14 April 2019

Function

The app can suggestions of the next word given any existing words/phrases/sentences (no length limit) input by the user.

Below is a simple example of how it works: given the token love that, all the possibles guesses are listed in the right column.

dem <- n3 %>% filter(t1_2 == 'love that') %>% arrange(desc(p3))
head(dem %>% select(t1_2, t3))
## # A tibble: 6 x 2
##   t1_2      t3   
##   <chr>     <chr>
## 1 love that place
## 2 love that the  
## 3 love that i    
## 4 love that movie
## 5 love that you  
## 6 love that he

Model

  • The app is built on the logic of the Markovchain model and makes suggestions according to the conditional probability

  • The app also adopts the Katz' Backoff model to discount each existing probabilities (thus spare some probabilities for unobserved ones) and impose penalties on every step back.

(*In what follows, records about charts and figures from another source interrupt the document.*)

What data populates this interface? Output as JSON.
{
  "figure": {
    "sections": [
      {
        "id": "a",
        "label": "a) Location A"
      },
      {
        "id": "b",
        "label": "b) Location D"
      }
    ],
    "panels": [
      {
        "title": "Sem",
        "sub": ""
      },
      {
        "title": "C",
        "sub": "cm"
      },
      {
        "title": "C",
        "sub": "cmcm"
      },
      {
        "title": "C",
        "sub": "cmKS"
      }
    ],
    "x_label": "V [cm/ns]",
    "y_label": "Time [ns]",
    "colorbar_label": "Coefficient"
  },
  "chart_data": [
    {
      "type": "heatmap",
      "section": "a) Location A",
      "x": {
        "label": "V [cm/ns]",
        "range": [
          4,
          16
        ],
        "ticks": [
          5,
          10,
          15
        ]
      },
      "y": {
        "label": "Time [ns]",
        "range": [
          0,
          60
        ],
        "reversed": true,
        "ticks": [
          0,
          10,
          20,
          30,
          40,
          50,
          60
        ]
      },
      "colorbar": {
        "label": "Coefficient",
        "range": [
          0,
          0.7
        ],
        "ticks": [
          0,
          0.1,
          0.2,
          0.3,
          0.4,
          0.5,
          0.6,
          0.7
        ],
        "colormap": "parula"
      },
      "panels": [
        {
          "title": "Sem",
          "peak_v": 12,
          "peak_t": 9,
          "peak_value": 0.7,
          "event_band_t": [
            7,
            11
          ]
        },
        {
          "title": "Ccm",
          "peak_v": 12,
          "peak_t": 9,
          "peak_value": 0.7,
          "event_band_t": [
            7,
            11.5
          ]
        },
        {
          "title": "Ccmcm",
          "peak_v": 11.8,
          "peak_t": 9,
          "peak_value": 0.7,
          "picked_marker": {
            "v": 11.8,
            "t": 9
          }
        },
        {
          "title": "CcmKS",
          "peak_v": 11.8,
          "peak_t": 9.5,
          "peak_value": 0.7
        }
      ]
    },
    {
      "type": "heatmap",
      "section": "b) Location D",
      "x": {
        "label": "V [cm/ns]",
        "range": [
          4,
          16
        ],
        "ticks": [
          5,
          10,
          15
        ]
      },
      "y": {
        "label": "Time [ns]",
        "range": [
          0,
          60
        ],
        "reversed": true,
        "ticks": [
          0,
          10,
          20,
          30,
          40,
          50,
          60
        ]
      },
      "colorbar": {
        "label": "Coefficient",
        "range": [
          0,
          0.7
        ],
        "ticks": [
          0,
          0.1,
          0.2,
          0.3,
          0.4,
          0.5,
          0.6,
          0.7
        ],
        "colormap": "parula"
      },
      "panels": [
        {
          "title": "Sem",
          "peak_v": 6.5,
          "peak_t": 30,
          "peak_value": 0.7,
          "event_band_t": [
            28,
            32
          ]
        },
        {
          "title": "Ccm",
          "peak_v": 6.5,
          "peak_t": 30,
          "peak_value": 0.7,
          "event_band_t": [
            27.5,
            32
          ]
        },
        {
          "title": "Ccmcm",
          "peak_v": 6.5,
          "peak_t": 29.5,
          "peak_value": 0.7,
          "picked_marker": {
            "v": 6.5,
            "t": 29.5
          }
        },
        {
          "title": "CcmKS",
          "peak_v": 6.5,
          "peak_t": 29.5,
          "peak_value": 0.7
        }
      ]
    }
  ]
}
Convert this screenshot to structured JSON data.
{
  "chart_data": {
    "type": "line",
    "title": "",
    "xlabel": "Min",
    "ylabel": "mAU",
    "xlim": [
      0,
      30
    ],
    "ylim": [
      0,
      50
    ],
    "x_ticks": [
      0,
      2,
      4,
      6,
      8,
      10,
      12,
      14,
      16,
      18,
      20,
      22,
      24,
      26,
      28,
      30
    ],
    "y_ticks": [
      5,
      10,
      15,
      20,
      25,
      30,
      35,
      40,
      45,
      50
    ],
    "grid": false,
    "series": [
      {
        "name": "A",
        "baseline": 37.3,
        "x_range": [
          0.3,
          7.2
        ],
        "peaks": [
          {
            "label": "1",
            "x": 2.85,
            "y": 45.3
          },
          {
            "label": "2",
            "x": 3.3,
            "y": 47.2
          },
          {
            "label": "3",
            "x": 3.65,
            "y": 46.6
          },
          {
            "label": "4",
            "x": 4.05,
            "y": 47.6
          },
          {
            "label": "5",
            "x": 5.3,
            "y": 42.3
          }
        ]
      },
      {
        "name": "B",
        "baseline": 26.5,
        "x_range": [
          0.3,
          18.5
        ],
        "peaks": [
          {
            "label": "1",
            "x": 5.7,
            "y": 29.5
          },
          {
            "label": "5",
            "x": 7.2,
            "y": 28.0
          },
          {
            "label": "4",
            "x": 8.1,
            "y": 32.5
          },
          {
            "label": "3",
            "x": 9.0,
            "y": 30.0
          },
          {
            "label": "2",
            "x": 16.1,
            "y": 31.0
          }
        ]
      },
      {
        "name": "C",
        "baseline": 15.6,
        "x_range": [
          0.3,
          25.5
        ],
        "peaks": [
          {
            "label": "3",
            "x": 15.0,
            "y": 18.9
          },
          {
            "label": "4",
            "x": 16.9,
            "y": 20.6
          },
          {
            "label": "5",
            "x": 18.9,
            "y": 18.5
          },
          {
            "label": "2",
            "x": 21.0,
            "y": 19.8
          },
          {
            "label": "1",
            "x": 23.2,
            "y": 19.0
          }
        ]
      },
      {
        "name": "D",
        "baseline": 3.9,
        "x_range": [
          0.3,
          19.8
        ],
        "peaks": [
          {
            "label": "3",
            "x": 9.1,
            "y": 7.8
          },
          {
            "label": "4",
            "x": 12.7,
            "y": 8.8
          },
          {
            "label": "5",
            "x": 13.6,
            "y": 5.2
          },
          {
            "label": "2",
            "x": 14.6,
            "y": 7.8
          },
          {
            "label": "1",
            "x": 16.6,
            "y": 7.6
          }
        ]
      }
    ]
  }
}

  • Only 2% of all the text data from each source (news, blogs and tweets) got selected in order to run it on Shiny.

Illustration

The app compiles all the possible guesses in a Wordcloud, as illustrated below (input: 'her')

Conclusions

To conclude, the app is built on a simple model, thus making it fairly generalizable and easy to use.

Hope you enjoying playing around with it :)